One of the most moving messages at the National Museum of the American Indian (NMAI) comes from the exhibit that focuses on identity. Curators assembled a series of large black and white images of contemporary Indians, each set against a bold backdrop of greens, reds, blues and yellows. You’re greeted by a flattened Rubik’s cube of faces and colors.
What makes the exhibit memorable is how the images confront stereotypes. Eyes, noses, mouths, ears and hair are all different, and each visage invites the viewer to learn more about the individual who is Dine, Lakota, Ojibwa or Navajo. The faces cheerfully celebrate identity that arises from a cultural vantage point, rather than a scientific one.
When Indian people are invited to talk about their identity, the result is panoply of voices, each sharing notions of what it means to be Indian. The result is a rich array of Indian-ness.
If you round the corner of the exhibit you invite cognitive dissonance because the adjoining display depicts identity from a quasi-scientific perspective: a trenchant foil to the cheerful faces next door. We learn about bloodlines and how the federal government—not Indian tribes—decreed what constituted Indian-ness. The amount of Indian blood, called “blood quantum,” was used to define identity by outsiders, and Indians were issued ID cards that listed their tribe and blood percentage. The practice continues today: I know because I was issued one of the cards.

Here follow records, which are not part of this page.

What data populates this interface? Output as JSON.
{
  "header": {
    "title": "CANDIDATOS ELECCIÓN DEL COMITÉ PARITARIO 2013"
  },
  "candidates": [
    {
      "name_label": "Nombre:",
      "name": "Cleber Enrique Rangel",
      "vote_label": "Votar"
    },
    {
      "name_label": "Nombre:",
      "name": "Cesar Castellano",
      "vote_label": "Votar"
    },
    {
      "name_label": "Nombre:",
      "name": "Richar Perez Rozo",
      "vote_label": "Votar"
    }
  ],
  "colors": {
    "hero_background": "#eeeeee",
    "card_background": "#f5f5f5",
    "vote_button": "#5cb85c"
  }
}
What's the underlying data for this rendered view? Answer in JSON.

The bloodlines perspective is a remnant of scientific reasoning, wherein identity is a function of biological determinism. Blood was a powerful scientific marker and symbolic indicator of identity, harkening back to the notion of the “purity” of races. The purer the blood, the purer the individual. Folks of mixed-blood status lived in the netherworld of identity: witness the Hollywood trope of the half-breed in John Ford’s “The Searchers” (1956) or consider Cher’s chart-topping tune “Half Breed” (1973).
Such tropes and stereotypes are inventions, just like the feathered costume created for Cher in the cartoonish character of the half-breed.

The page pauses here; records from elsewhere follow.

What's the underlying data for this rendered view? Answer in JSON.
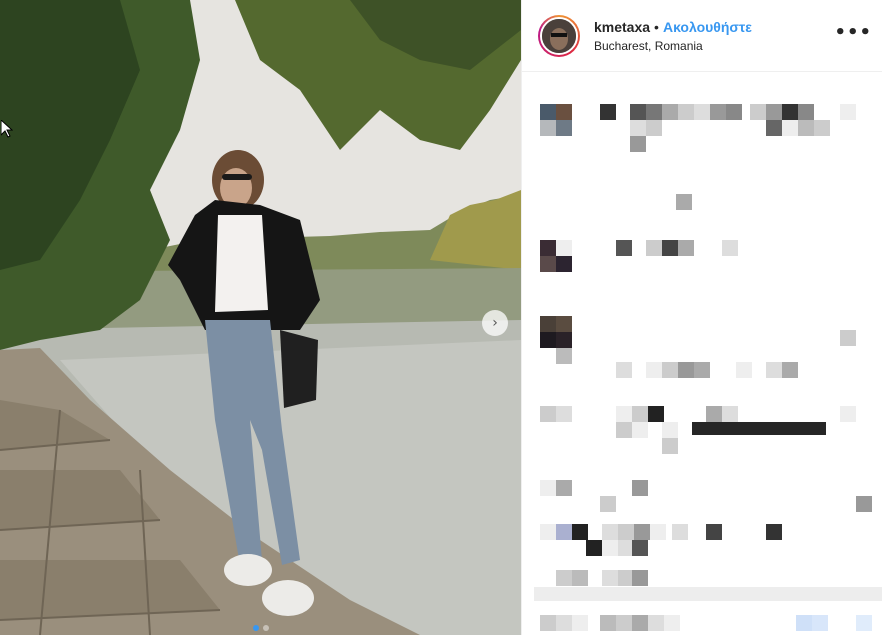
{
  "post": {
    "username": "kmetaxa",
    "separator": "•",
    "follow_label": "Ακολουθήστε",
    "location": "Bucharest, Romania",
    "more_label": "•••"
  },
  "photo": {
    "next_icon": "chevron-right-icon",
    "slides_count": 2,
    "active_slide": 1
  },
  "colors": {
    "accent": "#3897f0",
    "text": "#262626",
    "border": "#efefef"
  }
}
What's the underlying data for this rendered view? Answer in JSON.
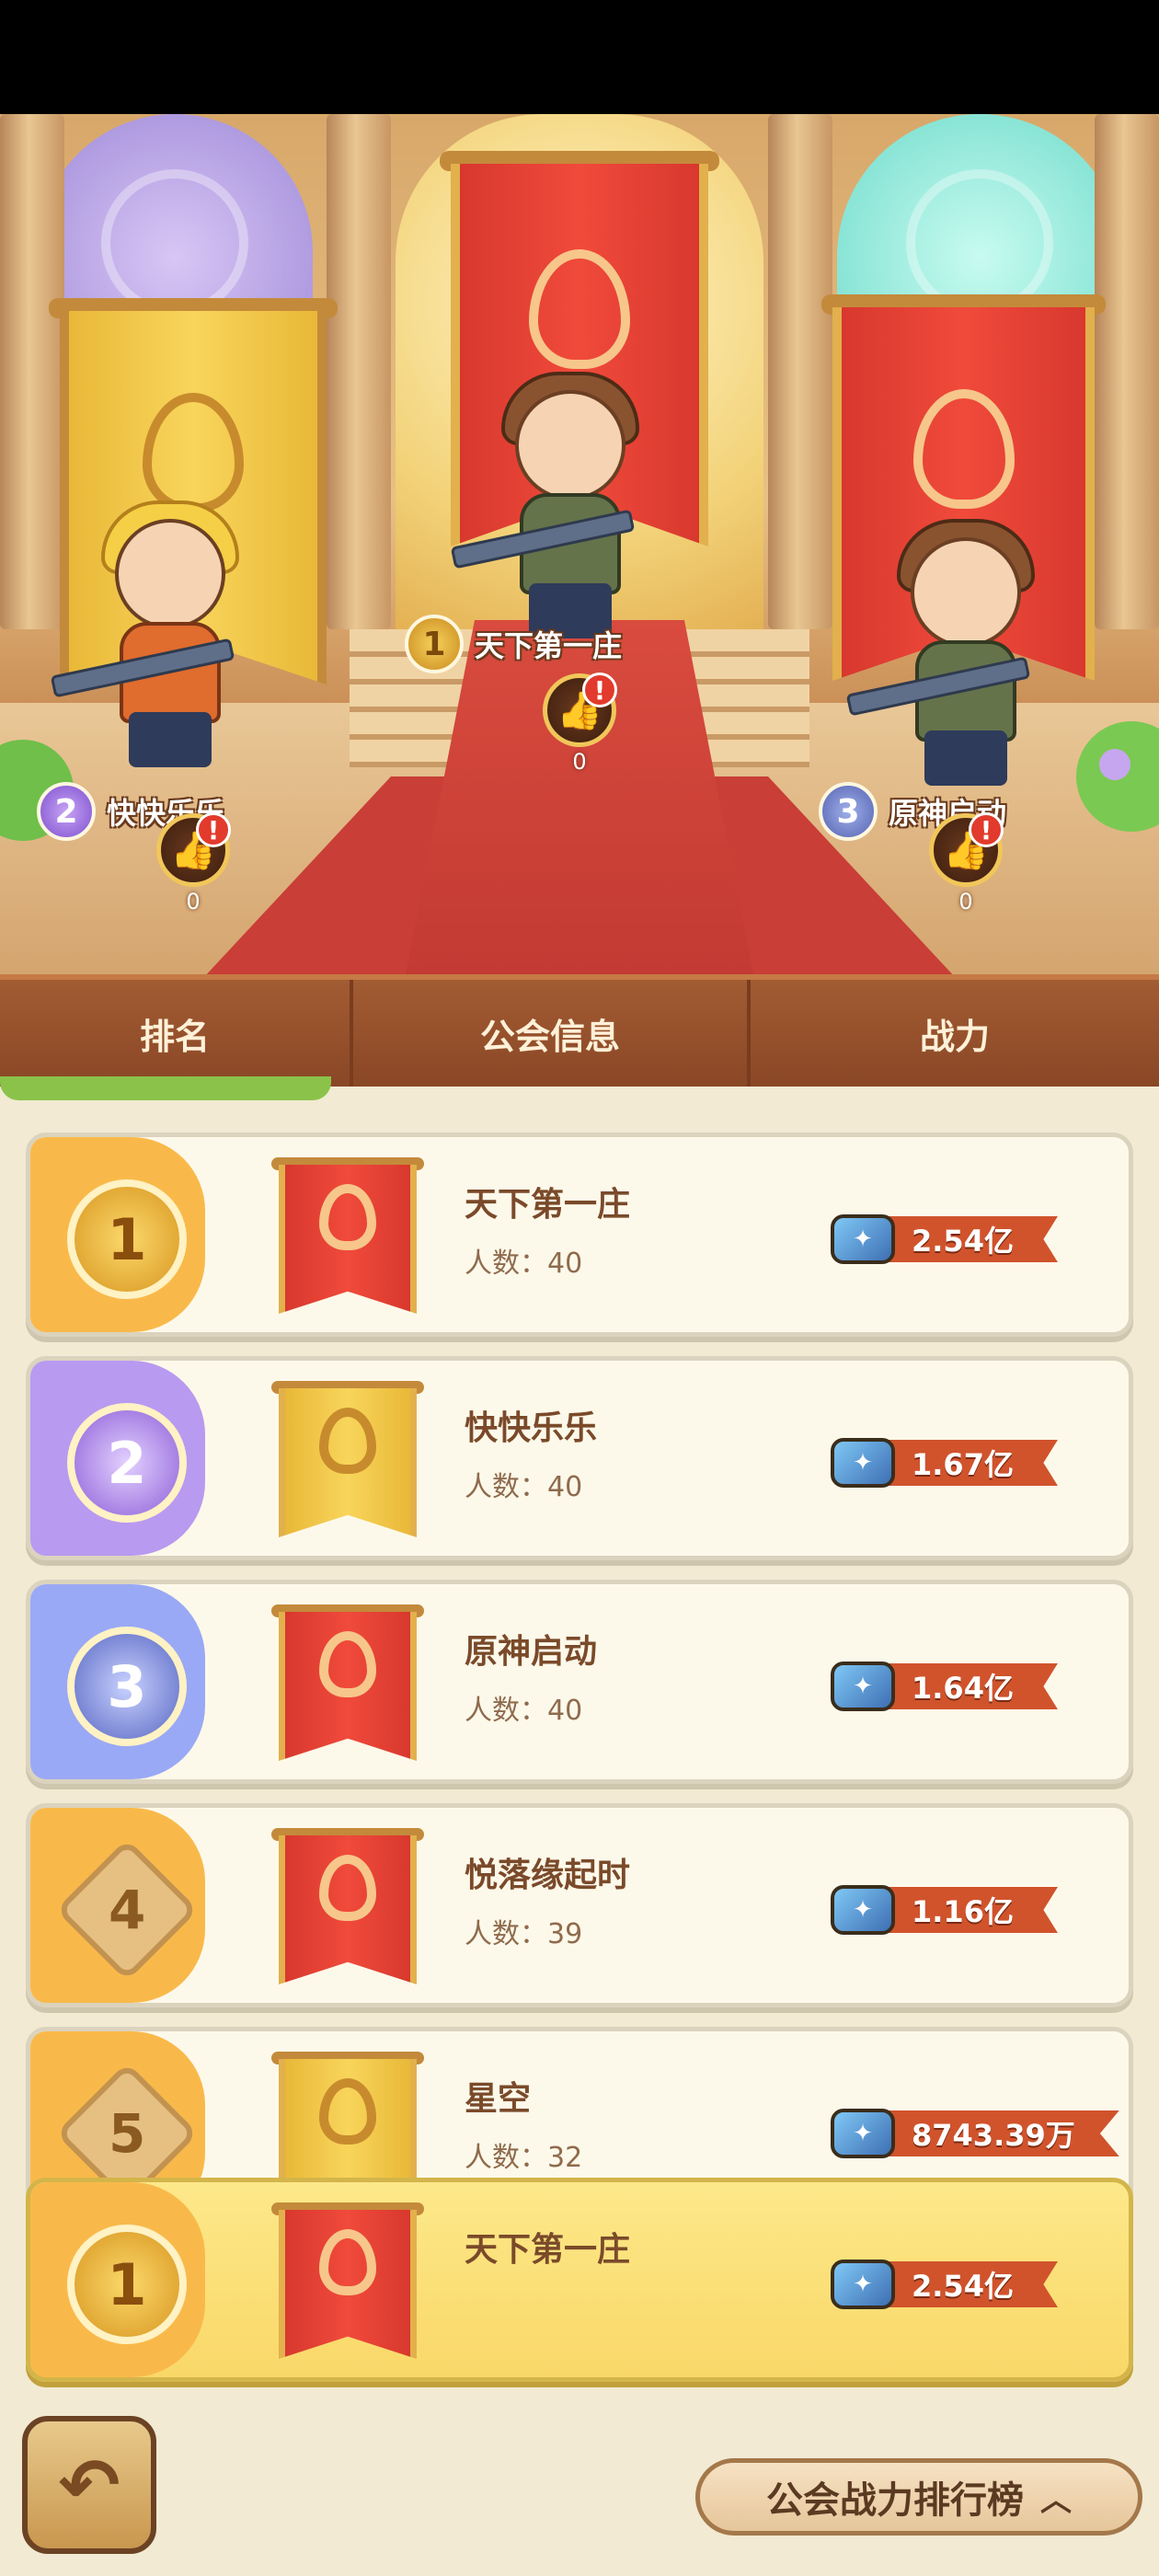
{
  "podium": [
    {
      "rank": "1",
      "name": "天下第一庄",
      "likes": "0"
    },
    {
      "rank": "2",
      "name": "快快乐乐",
      "likes": "0"
    },
    {
      "rank": "3",
      "name": "原神启动",
      "likes": "0"
    }
  ],
  "header": {
    "rank": "排名",
    "guild_info": "公会信息",
    "power": "战力"
  },
  "member_label": "人数：",
  "guilds": [
    {
      "rank": "1",
      "name": "天下第一庄",
      "members": "40",
      "power": "2.54亿",
      "banner": "red"
    },
    {
      "rank": "2",
      "name": "快快乐乐",
      "members": "40",
      "power": "1.67亿",
      "banner": "gold"
    },
    {
      "rank": "3",
      "name": "原神启动",
      "members": "40",
      "power": "1.64亿",
      "banner": "red"
    },
    {
      "rank": "4",
      "name": "悦落缘起时",
      "members": "39",
      "power": "1.16亿",
      "banner": "red"
    },
    {
      "rank": "5",
      "name": "星空",
      "members": "32",
      "power": "8743.39万",
      "banner": "gold"
    }
  ],
  "my_guild": {
    "rank": "1",
    "name": "天下第一庄",
    "power": "2.54亿"
  },
  "footer": {
    "board_label": "公会战力排行榜",
    "back_icon": "back-arrow-icon",
    "chevron_icon": "chevron-up-icon"
  },
  "colors": {
    "accent": "#d0532c",
    "mine_bg": "#fde88a",
    "tab_bg": "#a25c33"
  }
}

Thus the popular conceptions of Indian identity are largely invention, drummed up by dime novelists fashioning tales of cowboy triumphs over the natives or scientists attempting to quantify “race” by measuring blood or brain size.

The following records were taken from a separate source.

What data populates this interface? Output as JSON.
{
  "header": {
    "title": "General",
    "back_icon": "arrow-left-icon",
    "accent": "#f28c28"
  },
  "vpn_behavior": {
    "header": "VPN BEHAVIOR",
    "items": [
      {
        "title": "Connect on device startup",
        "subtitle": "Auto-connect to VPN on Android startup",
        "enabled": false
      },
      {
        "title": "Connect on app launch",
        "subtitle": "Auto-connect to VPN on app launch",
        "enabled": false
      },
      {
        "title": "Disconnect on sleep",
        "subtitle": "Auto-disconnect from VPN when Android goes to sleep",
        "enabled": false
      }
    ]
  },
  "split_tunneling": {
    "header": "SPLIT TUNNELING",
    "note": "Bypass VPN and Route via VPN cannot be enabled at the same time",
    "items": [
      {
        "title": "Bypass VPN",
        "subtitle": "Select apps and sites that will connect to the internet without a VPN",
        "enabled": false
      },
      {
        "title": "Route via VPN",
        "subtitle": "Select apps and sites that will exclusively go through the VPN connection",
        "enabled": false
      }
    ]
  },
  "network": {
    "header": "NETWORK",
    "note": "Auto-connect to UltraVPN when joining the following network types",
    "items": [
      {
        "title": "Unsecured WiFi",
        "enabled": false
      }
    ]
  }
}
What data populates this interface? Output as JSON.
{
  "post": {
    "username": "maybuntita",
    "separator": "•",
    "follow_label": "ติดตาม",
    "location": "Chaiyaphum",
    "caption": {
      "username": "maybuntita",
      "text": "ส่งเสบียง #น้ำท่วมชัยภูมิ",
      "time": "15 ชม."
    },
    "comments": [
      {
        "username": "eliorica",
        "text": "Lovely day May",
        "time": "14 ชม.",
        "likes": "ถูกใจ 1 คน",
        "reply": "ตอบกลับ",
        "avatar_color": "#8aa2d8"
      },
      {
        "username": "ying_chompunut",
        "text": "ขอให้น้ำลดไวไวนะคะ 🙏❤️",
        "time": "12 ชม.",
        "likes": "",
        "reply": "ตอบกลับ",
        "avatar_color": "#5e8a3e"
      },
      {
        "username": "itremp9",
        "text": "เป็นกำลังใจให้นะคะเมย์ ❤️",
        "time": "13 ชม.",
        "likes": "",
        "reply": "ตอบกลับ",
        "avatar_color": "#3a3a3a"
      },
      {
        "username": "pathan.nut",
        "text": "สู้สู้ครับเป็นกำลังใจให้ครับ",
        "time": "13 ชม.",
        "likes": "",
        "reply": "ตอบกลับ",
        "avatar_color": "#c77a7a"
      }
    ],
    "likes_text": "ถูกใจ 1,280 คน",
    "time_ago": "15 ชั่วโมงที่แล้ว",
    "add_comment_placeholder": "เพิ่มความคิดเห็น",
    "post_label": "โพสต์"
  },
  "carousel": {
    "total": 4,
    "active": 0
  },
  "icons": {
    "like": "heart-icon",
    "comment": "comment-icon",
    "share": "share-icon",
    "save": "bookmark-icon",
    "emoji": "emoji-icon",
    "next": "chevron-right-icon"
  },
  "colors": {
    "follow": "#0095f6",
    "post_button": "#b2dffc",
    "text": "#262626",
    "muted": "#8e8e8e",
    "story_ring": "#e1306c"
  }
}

Indian identity, to borrow from Berkhofer, is a counterfeit construction embellished by citizens who reside outside the Native landscape. Indian attempts to define their own authenticity are dismissed by scientists as irrelevant and by jurists as insignificant. For most lay publics, therefore, their exposure to Indian identity takes the form of what Baudrilliard called a simulacrum: a perversion of reality honed by social discourse and symbolism.